Her eyes open with a convincing smile. "You’re right, Tim. Let’s get
something to eat."
**
Daniel Patric packs his small pipe with crumbled hashish and strikes a match waits
for the flame to stop dancing and holds it over the bowl. It is one of his most treasured moments in life, the striking of
a match. A model for the nature of the universe, it is. The frantic and chaotic explosion at the first strike, the flash expanding
faster than the eye can see, then the shake and twitch as the flame settles into a gentle sway until it exhausts itself and
passes into nothingness. Daniel could rarely bring himself to blow out his matches, would often hold them upright to watch
them burn or set them into an ashtray and let their lives take course. Yes, he knows it to be wasteful, but it is a guilty
pleasure he indulges. He’s been given lighters by friends, but they all go unused and eventually he manages, one way
or another, to give them back. It is with no small amount of humour that he notices how few remember giving him that exact
lighter in the first place.
And so, Daniel perches on his stool, smoking his pipe, watching the paint dry
on his latest work between puffs. The piece hasn’t taken him long, three hours, maybe four, which is good because he
hates it. The colour is wrong, the perspectives are off, the framing of images bothers him...he began it well enough, but
halfway through he lost the vision of what he started and never quite got it back. He knew when it had happened, but he didn’t
stop. As he sets the pipe down on the small table next to his easel, he shrugs it off. Sometimes, he knows, we lose our way
because our way is lost and we must continue in hopes of finding the better path. This, however, does not happen to be one
of those times. It doesn’t matter, he decides, he will take the rest of the night off, listen to some dub reggae, get
high and try again tomorrow.
He picks up the phone to invite Cuddy over. Cuddy had picked up some mushrooms
the week before and they have both been waiting for the right time to trip. Perhaps this painting would look better on hallucinatory
drugs. Cuddy would come, yes, and she would need only a little sweet-talking to stop at the vendor’s for a bottle of
port to help them on their way. Daniel would always promise to split it with her, but she never bothered to ask him for the
money. Cuddy didn’t need it, of course. Cuddy had the goods.

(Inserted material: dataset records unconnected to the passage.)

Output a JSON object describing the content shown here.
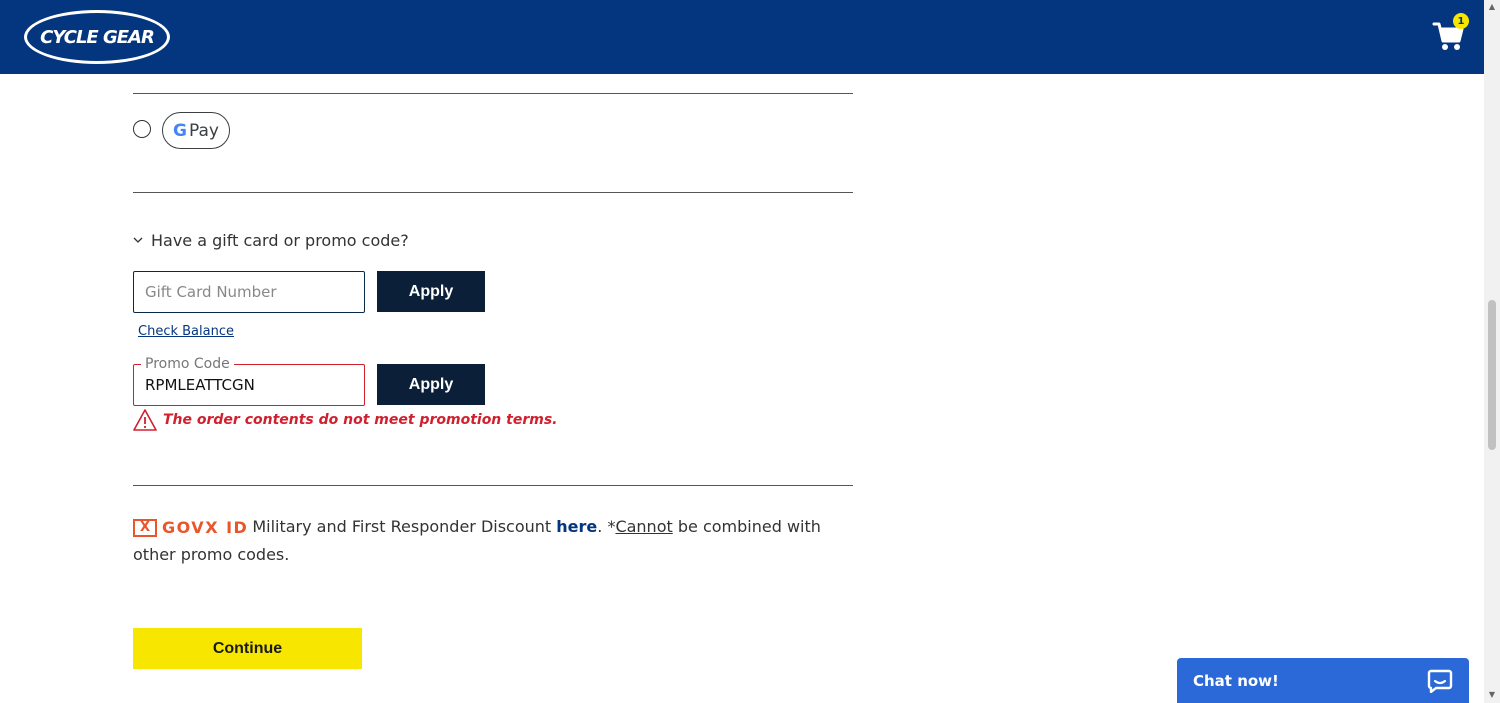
{
  "header": {
    "logo_text": "CYCLE GEAR",
    "cart_count": "1",
    "cart_icon": "shopping-cart-icon"
  },
  "payment": {
    "gpay_g": "G",
    "gpay_label": "Pay"
  },
  "promo": {
    "toggle_label": "Have a gift card or promo code?",
    "gift_placeholder": "Gift Card Number",
    "apply_label": "Apply",
    "check_balance": "Check Balance",
    "promo_label": "Promo Code",
    "promo_value": "RPMLEATTCGN",
    "error_message": "The order contents do not meet promotion terms."
  },
  "govx": {
    "logo_x": "X",
    "logo_text": "GOVX ID",
    "text_before": "Military and First Responder Discount ",
    "link_text": "here",
    "text_mid": ". *",
    "cannot": "Cannot",
    "text_after": " be combined with other promo codes."
  },
  "actions": {
    "continue_label": "Continue"
  },
  "chat": {
    "label": "Chat now!"
  },
  "colors": {
    "header_bg": "#04367f",
    "button_dark": "#0b2038",
    "continue_yellow": "#f7e600",
    "error_red": "#d0202e",
    "chat_blue": "#2b68d8",
    "govx_orange": "#e8562a"
  }
}
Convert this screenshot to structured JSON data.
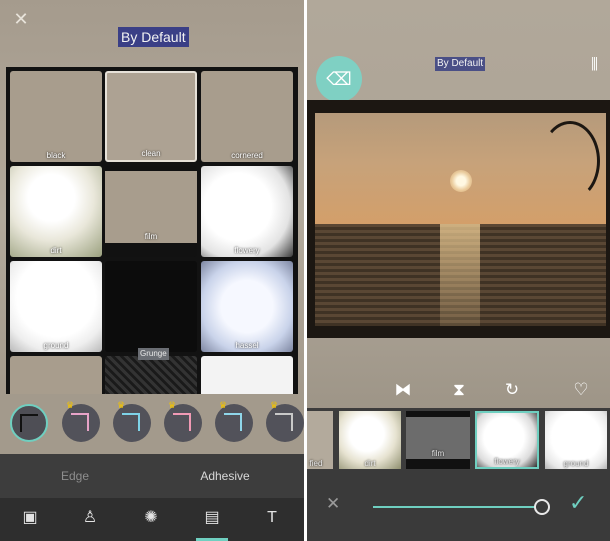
{
  "left": {
    "title": "By Default",
    "close_icon": "close-icon",
    "tiles": [
      "black",
      "clean",
      "cornered",
      "dirt",
      "film",
      "flowery",
      "ground",
      "",
      "hassel",
      "",
      "",
      ""
    ],
    "grunge_label": "Grunge",
    "tabs": [
      "Edge",
      "Adhesive"
    ],
    "active_tab": "Adhesive",
    "toolbar_icons": [
      "camera-icon",
      "brush-icon",
      "effects-icon",
      "frame-icon",
      "text-icon"
    ],
    "active_tool": "frame-icon",
    "accent": "#6fcfc0"
  },
  "right": {
    "title": "By Default",
    "eraser_icon": "eraser-icon",
    "compare_icon": "compare-icon",
    "actions": [
      "flip-horizontal-icon",
      "flip-vertical-icon",
      "rotate-icon",
      "heart-icon"
    ],
    "frames": [
      "fied",
      "dirt",
      "film",
      "flowery",
      "ground"
    ],
    "selected_frame": "flowery",
    "slider_value": 1.0,
    "cancel_icon": "cancel-icon",
    "confirm_icon": "checkmark-icon"
  }
}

The sudden sound of footsteps on the stairs stop him. There are two of them, he
can tell, but neither are talking. This is strange, no one ever comes up those stairs in silent pairs. Cops do that. Unlikely,
but the possibility is surely there. Daniel hangs up the phone and rushes to his work station, throwing the pipe, the matches
and the small brick of hash into the wooden box where he kept his gear. Dammit, he curses himself, he has to start closing
his door.
Daniel cranes his neck to peer through the cracked door into the hallway, straining
for a view. He breathes a sigh of relief when he spots Tim reach the top step. Just the hermit drunk from next door, nothing
to worry about. He isn’t carrying his usual bags of booze, though, which is odd. Daniel had been under the impression
that buying alcohol was the only reason Tim ever left the building.
He is about to invite Tim in for a toke or a pot of tea, both of which Daniel
knows will be refused, when he sees the woman who is with him. She is beautiful if a bit waifish, so much so that a small
piece of Daniel falls perilously in love with her on sight. There is a defiant vulnerability in the way she carries herself,
a wounded elegance. Black hair tied up on her head, baggy clothes, she sloughs along behind Tim, close enough to crawl into
his very skin. So, the old hermit’s got company. In the three years Tim has lived across the hall, Daniel has never
seen another soul at his door, save for the delivery boys. A prostitute, maybe? Daniel cannot bring himself to believe that,
not dressed like she was. Besides, has never thought Tim to be that sort.
Daniel leans against the wall, listening as they disappear into Tim’s cave,
the deadbolt clicking home behind them. He smiles now, finds his hashpipe once again and packs a fresh bowl. He lights another
match, resting on his futon sofa, watches the flame dance, smiling from ear to ear.
He laughs. "Will wonders never cease?"